Actually it's a LOT more than that, since each of the 5 colors has 128 possible values. There's some duplication (same color slot, trivial rotations and reflections and such) but I think the order of magnitude is probably "cluster of galaxies" at a minimum :-)

Wow, that increases it by a lot; it's much, much heavier than the mass of the visible universe [0]. Universe is ~1e50 kg, the marketing exec's request was ~1e500kg. Now you can go back in time and tell them just how wrong they are ;)

[0] http://www.wolframalpha.com/input/?source=frontpage-immediat...

OK, you're so grayed out but your bio says you've been programming since '79 and you've written games for Atari. So perhaps all we need is some elaboration? They seem like a successful company, don't they?

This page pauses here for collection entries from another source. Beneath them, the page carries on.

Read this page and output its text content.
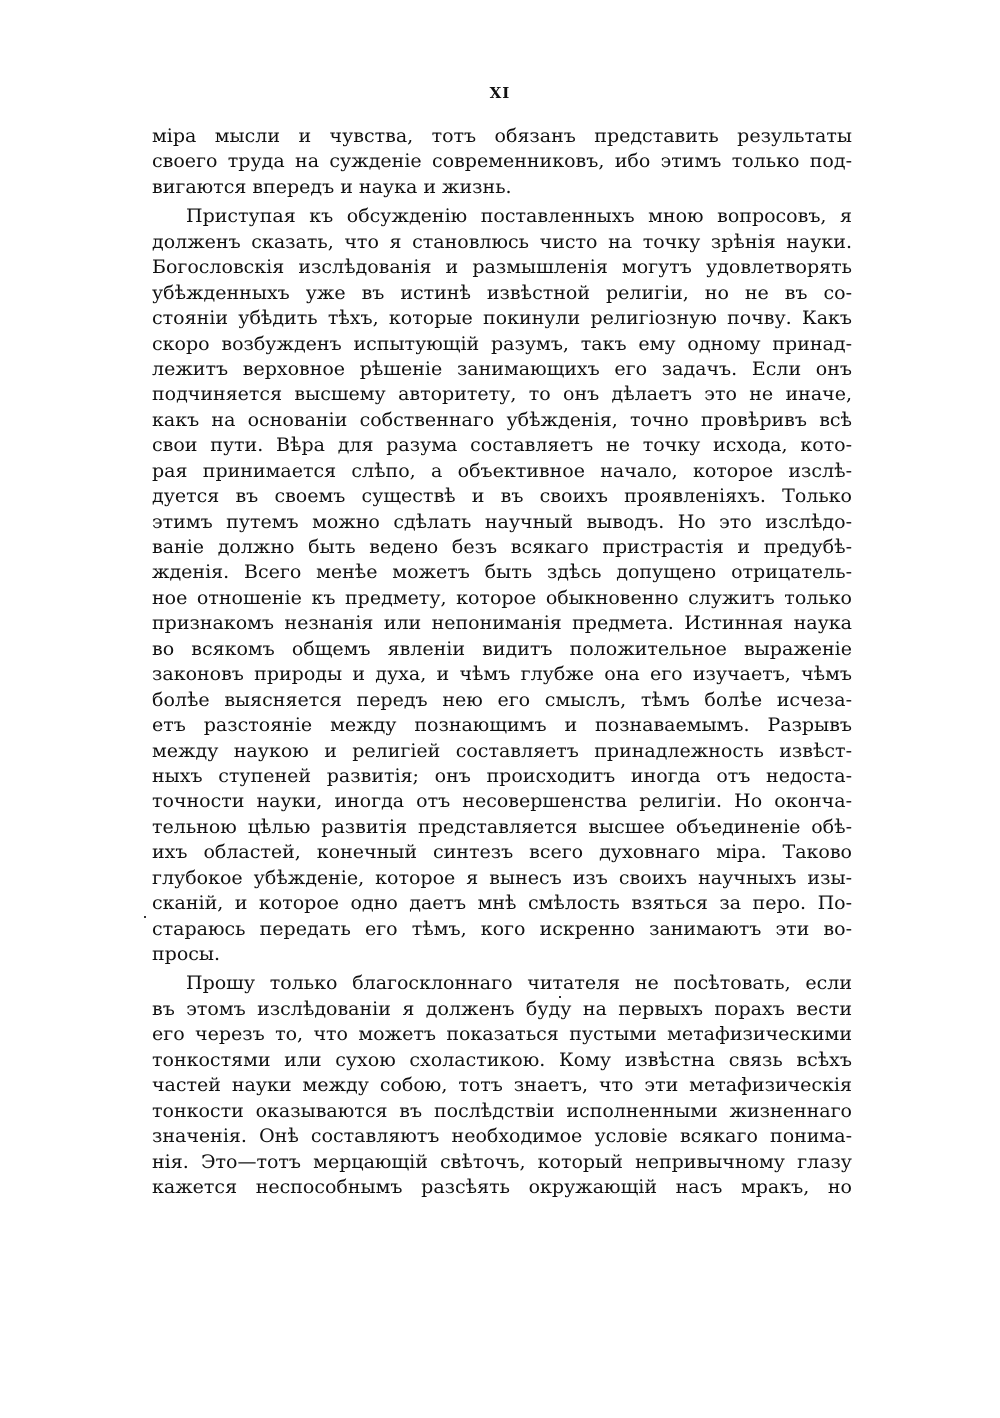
XI
міра мысли и чувства, тотъ обязанъ представить результаты
своего труда на сужденіе современниковъ, ибо этимъ только под-
вигаются впередъ и наука и жизнь.
Приступая къ обсужденію поставленныхъ мною вопросовъ, я
долженъ сказать, что я становлюсь чисто на точку зрѣнія науки.
Богословскія изслѣдованія и размышленія могутъ удовлетворять
убѣжденныхъ уже въ истинѣ извѣстной религіи, но не въ со-
стояніи убѣдить тѣхъ, которые покинули религіозную почву. Какъ
скоро возбужденъ испытующій разумъ, такъ ему одному принад-
лежитъ верховное рѣшеніе занимающихъ его задачъ. Если онъ
подчиняется высшему авторитету, то онъ дѣлаетъ это не иначе,
какъ на основаніи собственнаго убѣжденія, точно провѣривъ всѣ
свои пути. Вѣра для разума составляетъ не точку исхода, кото-
рая принимается слѣпо, а объективное начало, которое изслѣ-
дуется въ своемъ существѣ и въ своихъ проявленіяхъ. Только
этимъ путемъ можно сдѣлать научный выводъ. Но это изслѣдо-
ваніе должно быть ведено безъ всякаго пристрастія и предубѣ-
жденія. Всего менѣе можетъ быть здѣсь допущено отрицатель-
ное отношеніе къ предмету, которое обыкновенно служитъ только
признакомъ незнанія или непониманія предмета. Истинная наука
во всякомъ общемъ явленіи видитъ положительное выраженіе
законовъ природы и духа, и чѣмъ глубже она его изучаетъ, чѣмъ
болѣе выясняется передъ нею его смыслъ, тѣмъ болѣе исчеза-
етъ разстояніе между познающимъ и познаваемымъ. Разрывъ
между наукою и религіей составляетъ принадлежность извѣст-
ныхъ ступеней развитія; онъ происходитъ иногда отъ недоста-
точности науки, иногда отъ несовершенства религіи. Но оконча-
тельною цѣлью развитія представляется высшее объединеніе обѣ-
ихъ областей, конечный синтезъ всего духовнаго міра. Таково
глубокое убѣжденіе, которое я вынесъ изъ своихъ научныхъ изы-
сканій, и которое одно даетъ мнѣ смѣлость взяться за перо. По-
стараюсь передать его тѣмъ, кого искренно занимаютъ эти во-
просы.
Прошу только благосклоннаго читателя не посѣтовать, если
въ этомъ изслѣдованіи я долженъ буду на первыхъ порахъ вести
его черезъ то, что можетъ показаться пустыми метафизическими
тонкостями или сухою схоластикою. Кому извѣстна связь всѣхъ
частей науки между собою, тотъ знаетъ, что эти метафизическія
тонкости оказываются въ послѣдствіи исполненными жизненнаго
значенія. Онѣ составляютъ необходимое условіе всякаго понима-
нія. Это—тотъ мерцающій свѣточъ, который непривычному глазу
кажется неспособнымъ разсѣять окружающій насъ мракъ, но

There is not really much if anything left of the original Atari. That pretty much failed after the video game crash in 1983, and was split in two, and bounced around various owners.

The Atari that brought out the Atari ST etc. was one of those, but that pretty much failed and Tramiel merged it into JTS and later sold the remains to Hasbro which then sold it to Infogrames Entertainment. The current Atari Inc. used to be Infogrames, and just licensed the name. Infogrames Entertainment itself then renamed itself to Atari SA.

The other part of the original Atari, Atari Games Inc. failed in 2003. The intellectual property of that division is as far as I know now owned by Warner.

Story time maybe? Atari were successful for a while but they crashed pretty hard.

Ooh, thanks - I read a bit of the blog but didn't find this one!


I can post on hacker news with only 4.